During the 18th century, the building was renovated by the architect Carl Hårleman. After the demolition of Academia Carolina in 1778, Gustavianum became the main building of the university. It maintained this function until 1887, when University Hall was inaugurated. Teaching from the institutions of architecture, antiquity and Egyptology continued in the building until 1997, when it was rebuilt into a museum.

== Museum Gustavianum ==

Museum Gustavianum was inaugurated by King Carl XVI Gustaf on 17 June 1997. As the university museum, all of the exhibited objects are part of the university's collection. In 2016, the museum attracted 82,539 visitors.

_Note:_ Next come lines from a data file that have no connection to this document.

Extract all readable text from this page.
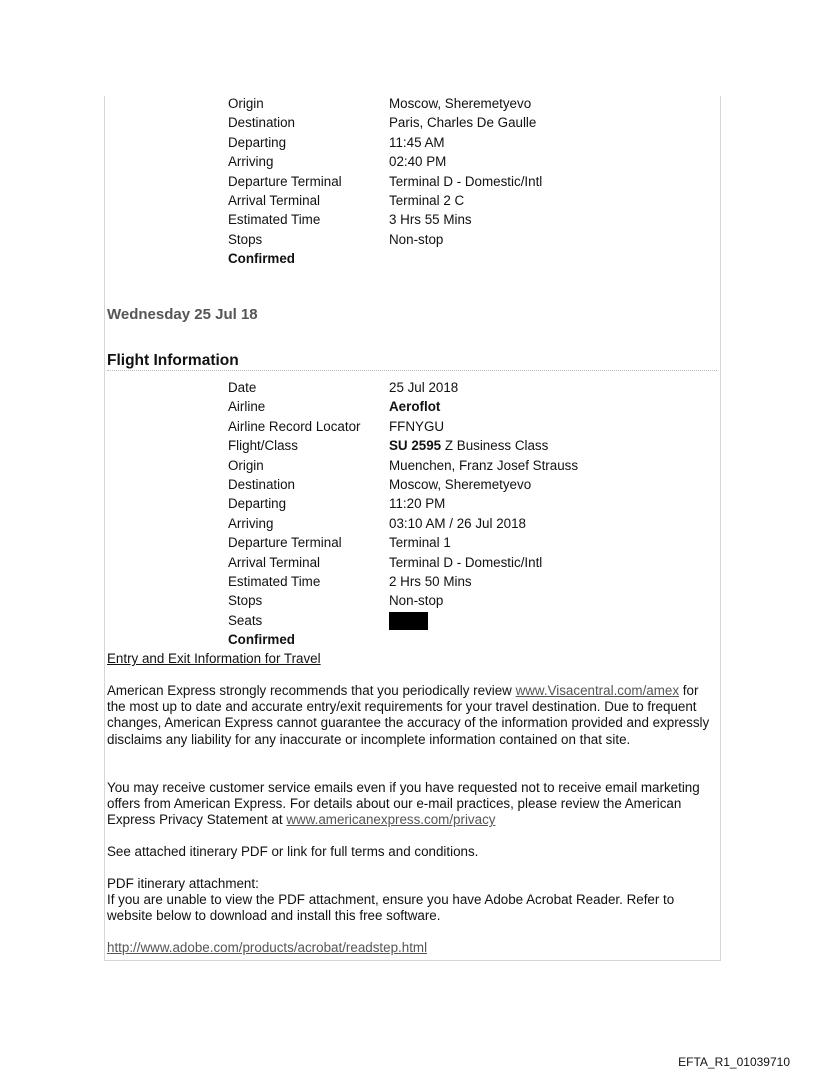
Origin	Moscow, Sheremetyevo
Destination	Paris, Charles De Gaulle
Departing	11:45 AM
Arriving	02:40 PM
Departure Terminal	Terminal D - Domestic/Intl
Arrival Terminal	Terminal 2 C
Estimated Time	3 Hrs 55 Mins
Stops	Non-stop
Confirmed
Wednesday 25 Jul 18
Flight Information
Date	25 Jul 2018
Airline	Aeroflot
Airline Record Locator FFNYGU
Flight/Class	SU 2595 Z Business Class
Origin	Muenchen, Franz Josef Strauss
Destination	Moscow, Sheremetyevo
Departing	11:20 PM
Arriving	03:10 AM / 26 Jul 2018
Departure Terminal	Terminal 1
Arrival Terminal	Terminal D - Domestic/Intl
Estimated Time	2 Hrs 50 Mins
Stops	Non-stop
Seats
Confirmed
Entry and Exit Information for Travel

American Express strongly recommends that you periodically review www.Visacentral.com/amex for the most up to date and accurate entry/exit requirements for your travel destination. Due to frequent changes, American Express cannot guarantee the accuracy of the information provided and expressly disclaims any liability for any inaccurate or incomplete information contained on that site.

You may receive customer service emails even if you have requested not to receive email marketing offers from American Express. For details about our e-mail practices, please review the American Express Privacy Statement at www.americanexpress.com/privacy

See attached itinerary PDF or link for full terms and conditions.

PDF itinerary attachment:
If you are unable to view the PDF attachment, ensure you have Adobe Acrobat Reader. Refer to website below to download and install this free software.

http://www.adobe.com/products/acrobat/readstep.html

EFTA_R1_01039710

The museum has five permanent exhibitions:

- The Anatomical Theatre, containing the theatre itself together with objects concerning Uppsala's medicinal history
- The Augsburg Art Cabinet, a 17th-century cabinet of curiosities containing approximately 1,000 different artifacts
- The Mediterranean Sea and the Gulf of the Nile, containing objects from classical antiquity, most of them being excavated by Uppsala University archaeologists
- Uppsala University history containing lecture note from the first semester of the university in 1477 and exhibitions concerning Uppsala scientists such as Carl von Linne, Anders Celsius and Nils von Rosenstein
- Valsgärde. The Vendel Period - The Viking Age, containing objects excavated from the burial field in Valsgärde, approximately 7 km north of Uppsala, which was used from the 6th to the 11th century.